Habíamos salido de la casa de Tillary ya al anochecer. Recuerdo que todavía había luz, pero eso era porque estábamos en julio y en julio sigue habiendo luz bien entrada la noche. Apagué las luces y guardé la botella de Wild Turkey. No quedaba mucho. Diebold bromeó diciendo que debería limpiar mis huellas de la botella y de los vasos que habíamos usado.

Condujo su propio coche, un Ford Fairlane bastante oxidado. Él eligió el sitio; un lujoso restaurante de marisco y carnes cerca del puente de Verrazano. Lo conocían y me dio la impresión de que no nos cobrarían nada. La mayoría de los policías tienen una serie de restaurantes en los que pueden tomar gratis varios platos. Eso les molesta a algunas personas, aunque nunca he entendido por qué.

Comimos bien: cócteles de langostino, solomillos, panecillos de centeno calientes y patatas asadas rellenas.

– Cuando éramos pequeños -dijo Diebold- se decía que un hombre que comía así era un hombre que se cuidaba. Nunca oías una palabra sobre el jodido colesterol. Pero ahora no se oye hablar de otra cosa.

– Ya.

– Tenía un compañero, no sé si lo llegaste a conocer. Ferry O'Bannon. ¿Lo conoces?

– Creo que no.

– Bueno, pues le dio por cuidarse. Empezó por dejar de fumar. Yo nunca he fumado, así que nunca he tenido que dejarlo, pero él lo dejó y luego fue una cosa tras otra. Perdió mucho peso, cambió su dieta, empezó a correr. Tenía un aspecto espantoso, estaba todo demacrado. ¿Sabes lo que te digo? Pero estaba feliz, estaba encantado consigo mismo. Ya no bebía, únicamente pedía cerveza y se la tomaba muy despacio, o a lo mejor se tomaba una y luego agua con gas. De esa francesa. ¿Perrier?

– Ajá.

– Muy popular de repente, pero no es más que agua y cuesta más que una cerveza. Pues cuando lo entiendas, a ver si me lo puedes explicar: se pegó un tiro.

– ¿O'Bannon?

– Sí. No digo que tenga relación el perder peso y empezar a beber agua con gas con darse un tiro. Pero ya sabes, esta vida que llevamos y las cosas que vemos hacen que un poli acabe comiéndose su pistola. Ya me entiendes, ¿no?

– Te entiendo.

Me miró.

– Sí -dijo-. Claro que me entiendes.

Y entonces la conversación dio un giro en otra dirección y un rato después, con un plato de tarta de manzana caliente cubierta de queso Cheddar, delante de Diebold, y dos tazas de café, una para cada uno, él volvió a sacar el tema de Tillary y a preguntarme si era mi amigo.

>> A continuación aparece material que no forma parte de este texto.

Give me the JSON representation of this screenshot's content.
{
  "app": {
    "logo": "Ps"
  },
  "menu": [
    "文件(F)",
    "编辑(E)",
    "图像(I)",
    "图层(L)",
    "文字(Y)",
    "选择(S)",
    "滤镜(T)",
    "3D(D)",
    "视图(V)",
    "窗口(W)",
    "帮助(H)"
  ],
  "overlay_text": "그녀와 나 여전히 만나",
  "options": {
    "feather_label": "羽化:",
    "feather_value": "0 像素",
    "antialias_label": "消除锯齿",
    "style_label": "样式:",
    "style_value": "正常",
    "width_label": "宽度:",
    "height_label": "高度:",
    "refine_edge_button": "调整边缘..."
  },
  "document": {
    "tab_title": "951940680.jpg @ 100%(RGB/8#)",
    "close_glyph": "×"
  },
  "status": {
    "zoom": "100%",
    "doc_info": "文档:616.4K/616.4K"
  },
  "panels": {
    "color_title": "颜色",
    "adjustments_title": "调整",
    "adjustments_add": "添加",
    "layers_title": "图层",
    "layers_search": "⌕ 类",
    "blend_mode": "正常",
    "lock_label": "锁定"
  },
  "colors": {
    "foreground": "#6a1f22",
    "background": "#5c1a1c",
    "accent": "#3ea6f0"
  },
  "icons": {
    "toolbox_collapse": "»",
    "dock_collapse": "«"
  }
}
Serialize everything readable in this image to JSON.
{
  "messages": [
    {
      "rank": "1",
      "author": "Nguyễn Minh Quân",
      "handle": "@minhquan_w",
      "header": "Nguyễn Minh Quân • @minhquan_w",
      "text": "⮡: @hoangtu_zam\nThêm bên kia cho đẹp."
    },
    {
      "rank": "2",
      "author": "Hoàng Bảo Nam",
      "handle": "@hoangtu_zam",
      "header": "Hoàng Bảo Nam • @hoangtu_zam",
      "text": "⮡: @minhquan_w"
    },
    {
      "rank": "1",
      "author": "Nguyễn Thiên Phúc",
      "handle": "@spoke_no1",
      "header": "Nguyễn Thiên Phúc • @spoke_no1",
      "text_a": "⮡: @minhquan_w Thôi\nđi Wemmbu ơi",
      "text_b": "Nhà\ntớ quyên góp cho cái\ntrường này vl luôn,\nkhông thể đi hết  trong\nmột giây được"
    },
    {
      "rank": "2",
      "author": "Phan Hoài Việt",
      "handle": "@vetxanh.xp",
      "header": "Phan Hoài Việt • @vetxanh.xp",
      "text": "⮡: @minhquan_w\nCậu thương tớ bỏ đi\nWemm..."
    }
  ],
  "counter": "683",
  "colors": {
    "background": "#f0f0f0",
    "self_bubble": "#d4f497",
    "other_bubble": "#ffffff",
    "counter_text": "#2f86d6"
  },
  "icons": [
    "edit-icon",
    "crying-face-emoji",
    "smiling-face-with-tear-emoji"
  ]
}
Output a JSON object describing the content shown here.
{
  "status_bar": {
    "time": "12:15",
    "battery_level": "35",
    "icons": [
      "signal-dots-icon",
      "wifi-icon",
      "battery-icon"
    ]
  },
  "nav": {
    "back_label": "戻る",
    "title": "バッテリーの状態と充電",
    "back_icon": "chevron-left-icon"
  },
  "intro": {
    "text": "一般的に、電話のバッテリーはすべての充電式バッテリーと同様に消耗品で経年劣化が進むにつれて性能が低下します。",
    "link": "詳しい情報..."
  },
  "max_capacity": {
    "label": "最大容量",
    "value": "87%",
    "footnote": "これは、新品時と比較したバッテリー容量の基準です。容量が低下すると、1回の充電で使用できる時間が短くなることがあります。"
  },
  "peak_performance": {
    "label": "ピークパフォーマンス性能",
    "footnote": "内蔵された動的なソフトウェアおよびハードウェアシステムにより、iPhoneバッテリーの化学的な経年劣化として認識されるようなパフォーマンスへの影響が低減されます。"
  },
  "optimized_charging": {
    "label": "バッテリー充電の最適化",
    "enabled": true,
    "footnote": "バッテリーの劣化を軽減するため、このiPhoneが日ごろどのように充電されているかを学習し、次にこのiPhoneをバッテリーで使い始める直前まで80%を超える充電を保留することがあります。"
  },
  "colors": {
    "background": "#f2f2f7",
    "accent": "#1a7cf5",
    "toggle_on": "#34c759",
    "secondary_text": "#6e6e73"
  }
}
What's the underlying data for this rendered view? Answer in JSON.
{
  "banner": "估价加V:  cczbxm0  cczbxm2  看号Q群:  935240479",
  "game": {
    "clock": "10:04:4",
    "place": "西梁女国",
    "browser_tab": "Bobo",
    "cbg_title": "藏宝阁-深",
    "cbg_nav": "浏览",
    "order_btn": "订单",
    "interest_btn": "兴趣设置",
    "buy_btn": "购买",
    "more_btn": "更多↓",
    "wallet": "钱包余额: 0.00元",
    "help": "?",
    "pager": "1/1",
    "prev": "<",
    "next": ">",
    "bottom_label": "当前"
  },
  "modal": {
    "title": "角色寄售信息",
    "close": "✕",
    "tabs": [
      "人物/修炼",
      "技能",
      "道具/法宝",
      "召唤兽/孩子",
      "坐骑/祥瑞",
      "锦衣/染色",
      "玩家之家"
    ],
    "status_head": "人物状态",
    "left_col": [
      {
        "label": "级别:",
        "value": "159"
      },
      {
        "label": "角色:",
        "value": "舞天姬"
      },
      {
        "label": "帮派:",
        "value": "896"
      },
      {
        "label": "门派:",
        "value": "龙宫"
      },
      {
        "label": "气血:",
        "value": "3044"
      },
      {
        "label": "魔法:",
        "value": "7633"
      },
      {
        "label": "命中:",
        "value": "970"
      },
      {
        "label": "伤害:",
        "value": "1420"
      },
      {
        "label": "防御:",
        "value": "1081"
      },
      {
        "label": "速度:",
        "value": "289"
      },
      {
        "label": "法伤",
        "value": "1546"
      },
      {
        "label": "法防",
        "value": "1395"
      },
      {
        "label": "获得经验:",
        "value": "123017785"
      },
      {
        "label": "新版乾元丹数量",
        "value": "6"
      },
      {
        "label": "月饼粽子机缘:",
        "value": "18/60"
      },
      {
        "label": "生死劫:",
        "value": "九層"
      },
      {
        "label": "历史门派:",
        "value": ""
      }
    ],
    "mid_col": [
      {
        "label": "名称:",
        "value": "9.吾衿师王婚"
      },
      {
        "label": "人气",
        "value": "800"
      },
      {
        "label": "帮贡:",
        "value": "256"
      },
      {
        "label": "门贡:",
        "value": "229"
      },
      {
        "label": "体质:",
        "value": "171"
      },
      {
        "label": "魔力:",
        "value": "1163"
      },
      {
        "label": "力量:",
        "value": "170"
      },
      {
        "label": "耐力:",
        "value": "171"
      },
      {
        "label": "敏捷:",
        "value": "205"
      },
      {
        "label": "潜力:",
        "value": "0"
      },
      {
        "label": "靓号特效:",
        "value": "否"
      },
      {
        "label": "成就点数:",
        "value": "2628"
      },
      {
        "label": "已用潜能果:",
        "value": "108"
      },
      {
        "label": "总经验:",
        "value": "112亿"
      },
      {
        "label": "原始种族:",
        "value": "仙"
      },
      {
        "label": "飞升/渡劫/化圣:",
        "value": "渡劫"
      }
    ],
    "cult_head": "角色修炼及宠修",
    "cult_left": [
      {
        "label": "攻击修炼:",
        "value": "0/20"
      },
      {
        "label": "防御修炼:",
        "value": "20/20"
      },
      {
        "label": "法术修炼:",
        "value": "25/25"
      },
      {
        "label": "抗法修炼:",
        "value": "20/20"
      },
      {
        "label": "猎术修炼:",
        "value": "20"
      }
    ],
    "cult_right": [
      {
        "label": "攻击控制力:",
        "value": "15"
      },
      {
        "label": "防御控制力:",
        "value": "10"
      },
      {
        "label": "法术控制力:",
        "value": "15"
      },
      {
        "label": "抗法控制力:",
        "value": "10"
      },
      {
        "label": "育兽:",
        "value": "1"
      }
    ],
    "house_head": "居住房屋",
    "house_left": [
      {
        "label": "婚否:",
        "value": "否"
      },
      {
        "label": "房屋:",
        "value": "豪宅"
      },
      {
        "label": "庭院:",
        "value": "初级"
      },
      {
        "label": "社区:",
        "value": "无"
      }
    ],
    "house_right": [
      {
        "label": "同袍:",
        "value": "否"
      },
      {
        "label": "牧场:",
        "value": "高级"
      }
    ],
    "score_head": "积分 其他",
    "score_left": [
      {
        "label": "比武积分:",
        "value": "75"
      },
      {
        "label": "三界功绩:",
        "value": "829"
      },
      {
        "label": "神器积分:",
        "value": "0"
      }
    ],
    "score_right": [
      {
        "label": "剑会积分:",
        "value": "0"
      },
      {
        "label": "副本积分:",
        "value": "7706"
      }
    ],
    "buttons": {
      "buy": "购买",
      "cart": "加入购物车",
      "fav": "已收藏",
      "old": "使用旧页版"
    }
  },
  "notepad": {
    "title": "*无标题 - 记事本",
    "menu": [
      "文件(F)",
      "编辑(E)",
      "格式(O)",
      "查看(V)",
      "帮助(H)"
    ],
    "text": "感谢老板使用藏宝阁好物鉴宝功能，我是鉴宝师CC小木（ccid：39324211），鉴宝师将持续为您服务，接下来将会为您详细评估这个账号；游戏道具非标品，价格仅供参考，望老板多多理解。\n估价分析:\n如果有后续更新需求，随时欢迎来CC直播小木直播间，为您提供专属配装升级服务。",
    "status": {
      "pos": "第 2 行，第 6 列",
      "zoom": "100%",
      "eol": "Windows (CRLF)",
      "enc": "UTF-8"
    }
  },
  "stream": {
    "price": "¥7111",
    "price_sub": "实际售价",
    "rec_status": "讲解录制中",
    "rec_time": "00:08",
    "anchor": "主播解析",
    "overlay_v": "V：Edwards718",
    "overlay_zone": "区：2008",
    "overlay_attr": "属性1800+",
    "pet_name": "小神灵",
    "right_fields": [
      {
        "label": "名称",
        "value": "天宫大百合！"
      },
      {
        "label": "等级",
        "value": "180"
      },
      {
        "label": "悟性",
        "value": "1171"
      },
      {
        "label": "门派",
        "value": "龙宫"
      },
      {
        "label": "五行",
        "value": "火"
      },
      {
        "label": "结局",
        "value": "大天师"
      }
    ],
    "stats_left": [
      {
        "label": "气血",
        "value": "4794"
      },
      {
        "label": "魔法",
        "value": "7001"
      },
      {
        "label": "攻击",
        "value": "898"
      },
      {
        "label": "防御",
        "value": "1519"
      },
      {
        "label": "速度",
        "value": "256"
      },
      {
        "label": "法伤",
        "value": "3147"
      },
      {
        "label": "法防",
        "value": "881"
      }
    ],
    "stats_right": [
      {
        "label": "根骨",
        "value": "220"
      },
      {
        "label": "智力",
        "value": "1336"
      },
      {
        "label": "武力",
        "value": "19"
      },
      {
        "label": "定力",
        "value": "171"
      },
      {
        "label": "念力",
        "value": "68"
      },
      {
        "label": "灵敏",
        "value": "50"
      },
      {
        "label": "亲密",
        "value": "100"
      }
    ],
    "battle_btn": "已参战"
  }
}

– Una especie de amigo -dije-. Lo conozco de los bares.

– Ella vive en tu barrio, ¿no? La novia, he olvidado su nombre.

– Carolyn Cheatham.

– Ojalá fuera su única coartada. Pero, aunque se hubiera apartado de ella unas horas, ¿qué estuvo haciendo su mujer durante el robo? ¿Esperando a que Tommy llegara a casa para matarla? A ver, supongamos que ella se esconde debajo de la cama mientras ellos desvalijan el dormitorio y dejan sus huellas por todas partes. Cuando se marchan, ella llama a la poli, ¿no?

– El no podría haberla matado.

– Lo sé y eso me desespera. ¿Cómo puede caerte bien?

– No es un mal tío. Y además, Jack, estoy cobrando por esto. Le estoy haciendo un favor, pero me están pagando por ello. Aunque es un desperdicio de mi tiempo y de su dinero porque vosotros no tenéis nada contra él; no lo podéis acusar.

– No.

– No, ¿verdad?

– No nos podemos ni acercar. -Comió un pedazo de tarta y bebió café-. Me alegro de que te estén pagando. No solamente porque me gusta ver que un tío sabe ganarse el pan, sino porque odiaría ver que te estás dejando las pelotas por él gratis.

– No me estoy dejando nada.

– Ya sabes lo que quiero decir.

– ¿Se me escapa algo, Jack?

– ¿Eh?

– ¿Qué hizo? ¿Robar pelotas de béisbol de la Liga Atlética de la Policía? ¿Por qué le tienes tanta manía?

El se quedó pensativo. Su mandíbula se movía inquieta. Frunció el ceño.

– Vale, te lo diré -dijo al rato-. Es un farsante.

– Bueno, vende acciones y mierda de esa por teléfono. Claro que es un farsante.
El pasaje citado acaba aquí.